Blake Snell was the breakout of the 2018 season this summer but had a trip to the DL interrupt what was an excellent season. After his last start on July 12, before his stint, the 25-year-old had thrown 119 innings, posting a 2.27 ERA, 1.07 WHIP, 3.42 FIP, and struck out 134 batters, which was aided by an elite 28.3 K%. Opponents were hitting .188/.271/.329 and limited to just a .264 wOBA, and he had an impressive 1.2 groundball to flyball ratio. The one negative was an awful 9.9 BB%. But for a young hard-throwing pitcher, that was expected because consistent control and command are usually the last things to come.
Snell was on his way to establishing himself as one of the best arms in the game and a potential Cy Young candidate. In fact, at the time, he was one of the three or four best pitchers in the American League. Then left shoulder fatigue hit him, so the Tampa Bay Rays had to sideline him, and Snell didn’t make his next start until August 4.
Since coming off the disabled list, however, the southpaw has made six starts, and during them has been even better than he previously was. He’s thrown 32.2 innings en route to posting a 1.10 ERA, 0.80 WHIP, 1.95 FIP, and 43 strikeouts while limiting batters to a .171/.220/.282 line and a .221 wOBA. But, perhaps even more impressive is the increase of his strikeout rate to an absurd 36.4% and the simultaneous improvement of his control to an excellent 5.9% during this stretch.
Issuing walks have always been the biggest weakness of a young hard-thrower. It takes them a while to harness their stuff in because of how they were developed. They were groomed more to focus more on their stuff first and be more of a “thrower,” rather than a “pitcher,” and Snell was no exception. But, it appears that he may be focusing on bringing things in, which will help him take that next step into the top-tier. Teammate Matt Duffy was one of the first to point it out:
“I feel like Blake is honing in on that command a little bit,” Duffy said. “When you get that guy who has the stuff and figures out the command it’s a scary thing for a lot of hitters. And I think he’s moving in that direction here right before our eyes. It’s been fun to watch.”

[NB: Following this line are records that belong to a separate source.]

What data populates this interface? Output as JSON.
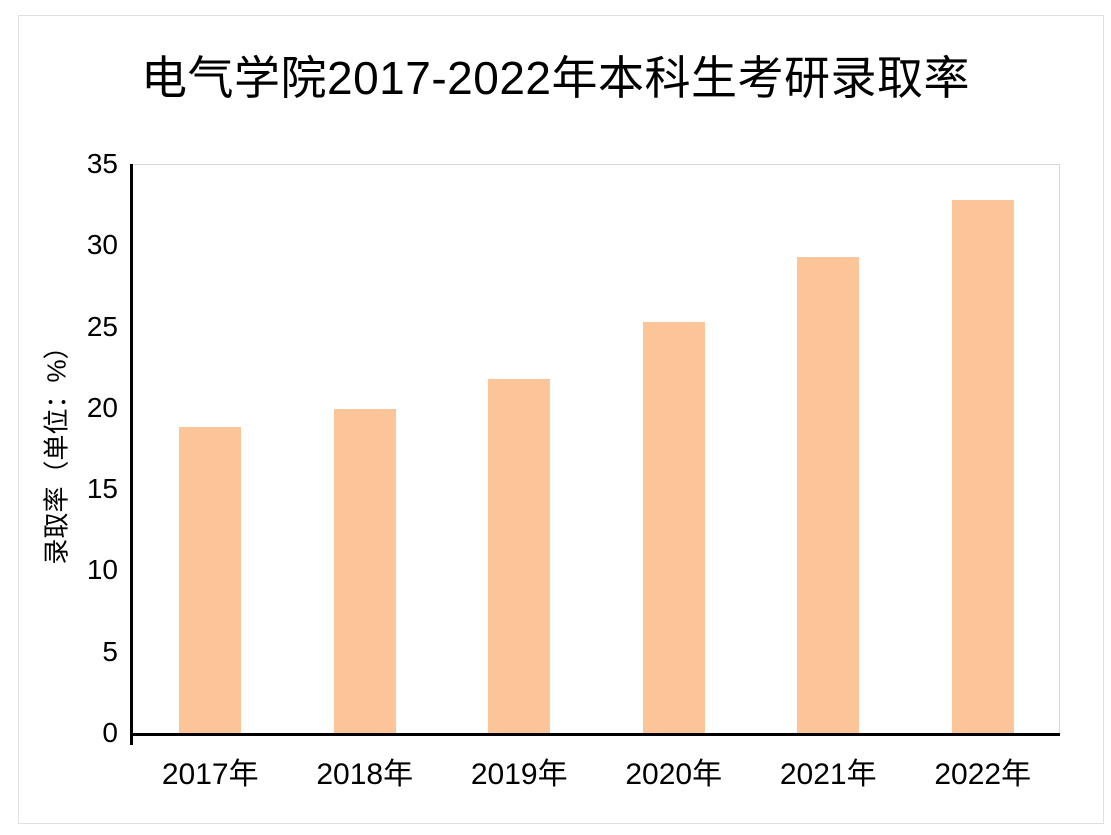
{
  "chart_data": {
    "type": "bar",
    "title": "电气学院2017-2022年本科生考研录取率",
    "categories": [
      "2017年",
      "2018年",
      "2019年",
      "2020年",
      "2021年",
      "2022年"
    ],
    "values": [
      18.8,
      19.9,
      21.8,
      25.3,
      29.3,
      32.8
    ],
    "xlabel": "",
    "ylabel": "录取率（单位：%）",
    "ylim": [
      0,
      35
    ],
    "yticks": [
      0,
      5,
      10,
      15,
      20,
      25,
      30,
      35
    ],
    "grid": false,
    "legend_position": "none",
    "bar_color": "#FCC499",
    "axis_color": "#000000",
    "frame_color": "#D9D9D9"
  }
}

On the season as a whole, the young left-hander has thrown 151.2 innings, posting a 2.02 ERA, 1.009 WHIP, and 177 strikeouts (29.9% strikeout rate), with an absurd 201 ERA+. He is back into the conversation for the 2018 American Cy Young award and should be considered one of the favorites. His production has been stellar, and the others in the race aren’t helping themselves too much either.

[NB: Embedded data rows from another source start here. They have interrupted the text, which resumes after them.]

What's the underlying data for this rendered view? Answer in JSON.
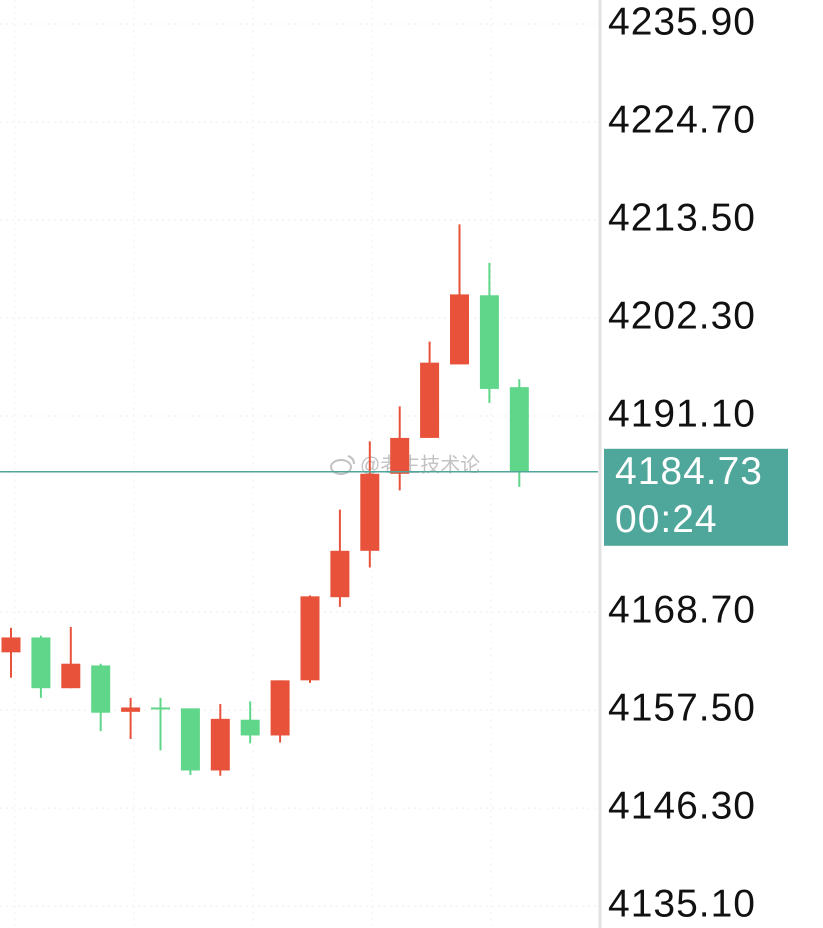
{
  "chart_data": {
    "type": "candlestick",
    "open": [
      4164.1,
      4165.8,
      4160.0,
      4162.6,
      4157.3,
      4157.8,
      4157.7,
      4150.6,
      4156.4,
      4154.6,
      4160.9,
      4170.4,
      4175.7,
      4184.5,
      4188.6,
      4197.0,
      4204.9,
      4194.4
    ],
    "high": [
      4166.9,
      4166.0,
      4167.0,
      4162.8,
      4158.9,
      4158.9,
      4157.7,
      4158.2,
      4158.5,
      4160.9,
      4170.6,
      4180.4,
      4188.2,
      4192.2,
      4199.6,
      4213.0,
      4208.6,
      4195.3
    ],
    "low": [
      4161.2,
      4158.9,
      4160.0,
      4155.1,
      4154.2,
      4152.9,
      4150.1,
      4150.0,
      4153.7,
      4153.8,
      4160.6,
      4169.3,
      4173.8,
      4182.6,
      4188.6,
      4197.0,
      4192.6,
      4183.0
    ],
    "close": [
      4165.8,
      4160.0,
      4162.8,
      4157.2,
      4157.8,
      4157.6,
      4150.6,
      4156.5,
      4154.6,
      4160.9,
      4170.5,
      4175.7,
      4184.5,
      4188.6,
      4197.2,
      4205.0,
      4194.2,
      4184.73
    ],
    "up_color": "#e8523a",
    "down_color": "#5fd68a",
    "ylim": [
      4132.6,
      4238.64
    ],
    "yticks": [
      {
        "value": 4135.1,
        "label": "4135.10"
      },
      {
        "value": 4146.3,
        "label": "4146.30"
      },
      {
        "value": 4157.5,
        "label": "4157.50"
      },
      {
        "value": 4168.7,
        "label": "4168.70"
      },
      {
        "value": 4191.1,
        "label": "4191.10"
      },
      {
        "value": 4202.3,
        "label": "4202.30"
      },
      {
        "value": 4213.5,
        "label": "4213.50"
      },
      {
        "value": 4224.7,
        "label": "4224.70"
      },
      {
        "value": 4235.9,
        "label": "4235.90"
      }
    ],
    "grid": true,
    "last_price": 4184.73,
    "last_price_color": "#4fa69a",
    "countdown": "00:24",
    "watermark": "@老生技术论"
  }
}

Houston Astros teammates Justin Verlander and Gerrit Cole have slowed down. Verlander, in particular, has been walloped tremendously in his last seven starts where he has a 5.06 ERA. Cole has not been as dominant as he was early in the season, with a 3.89 ERA and 1.18 WHIP in his last seven starts. Those aren’t terrible, but they won’t help Cole’s Cy Young resume. Both are going through rough stretches that have inflated their overall numbers, especially ERA. Verlander’s has shot up to 2.78 while Cole’s is up to 2.86.

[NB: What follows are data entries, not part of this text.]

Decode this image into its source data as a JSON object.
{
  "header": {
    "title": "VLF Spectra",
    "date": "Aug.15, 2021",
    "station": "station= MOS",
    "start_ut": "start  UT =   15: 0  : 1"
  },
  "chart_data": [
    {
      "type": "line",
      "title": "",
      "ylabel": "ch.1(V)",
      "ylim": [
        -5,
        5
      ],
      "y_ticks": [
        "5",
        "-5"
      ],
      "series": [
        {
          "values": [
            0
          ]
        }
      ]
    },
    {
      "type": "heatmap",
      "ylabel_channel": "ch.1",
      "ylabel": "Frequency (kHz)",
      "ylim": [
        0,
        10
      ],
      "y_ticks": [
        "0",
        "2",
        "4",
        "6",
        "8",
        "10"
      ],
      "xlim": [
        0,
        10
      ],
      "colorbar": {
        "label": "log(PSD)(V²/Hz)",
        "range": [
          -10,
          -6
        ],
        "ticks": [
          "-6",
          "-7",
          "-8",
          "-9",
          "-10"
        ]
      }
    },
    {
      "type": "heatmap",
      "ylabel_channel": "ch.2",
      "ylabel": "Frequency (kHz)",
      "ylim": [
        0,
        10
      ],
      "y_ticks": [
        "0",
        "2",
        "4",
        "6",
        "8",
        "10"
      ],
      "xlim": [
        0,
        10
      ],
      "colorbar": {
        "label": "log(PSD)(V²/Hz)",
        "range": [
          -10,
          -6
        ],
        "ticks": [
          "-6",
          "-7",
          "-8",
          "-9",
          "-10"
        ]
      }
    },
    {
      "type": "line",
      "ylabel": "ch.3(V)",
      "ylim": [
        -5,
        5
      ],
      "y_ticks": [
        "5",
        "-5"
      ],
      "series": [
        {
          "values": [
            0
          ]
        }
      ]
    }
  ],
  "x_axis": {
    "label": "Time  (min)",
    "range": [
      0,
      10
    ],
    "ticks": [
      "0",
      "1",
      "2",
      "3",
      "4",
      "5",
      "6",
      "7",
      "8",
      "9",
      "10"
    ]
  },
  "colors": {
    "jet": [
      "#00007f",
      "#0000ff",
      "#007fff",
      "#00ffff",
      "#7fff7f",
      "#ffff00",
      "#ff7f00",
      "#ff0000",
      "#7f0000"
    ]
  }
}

All they legitimately have over Snell is innings pitched and strikeouts (although Verlander has a better WHIP). But, if Snell can get to 180-190 innings by the end of the season, and the gap in all the other numbers remain similar, while he continues striking out batters at an elite rate, he would have an excellent case over them. And reaching that threshold is possible, as he will probably have five to six more starts left this season.
His two other biggest competitors, Trevor Bauer and Chris Sale, are currently on the disabled list and have not made a start since August 11 and August 12, respectively. Sale is expected back soon, but has been on the DL twice this season, so who knows how he will hold up down the home stretch. Plus, September has historically been his worst month of the regular season. And there has been no news on Trevor Bauer.
Snell is second in the American League in bWAR, ERA, batting average against, and, for the old-school people, wins with 17. He is 4th in WHIP and the best at stranding runners.
Snell has a 2.27 ERA vs. AL this season. And you may think that his season is awe-inspiring because he is putting up these numbers in the AL East, but, only two of the five squads in the division are in the top half of baseball in scoring. The AL East isn’t an offensive nightmare this season, as its reputation would make you believe. Three of the teams are subpar-to-bad when it comes to scoring runs.
However, there is something else impressive about his numbers. Against the junior circuit’s top-6 teams, record-wise (Red Sox, Yankees, Athletics, Indians, Mariners, and Astros), Blake Snell has a 1.87 ERA, 1.01 WHIP, 91 strikeouts, a .550 OPS against, and just six home runs allowed in 77 innings. That means over half his innings have come against the best in the league. And five of these six teams are the five-best scoring offenses of all 30 teams in the sport.
That alone is otherworldly. It’s hard to put into words just how far he has come over the last three seasons. Snell is starting to realize his potential, and it’s Cy Young-caliber. All he needs to do at this point is stay consistent yearly to join the top-flight of pitchers undisputedly. And that may start with a Cy Young award in 2018.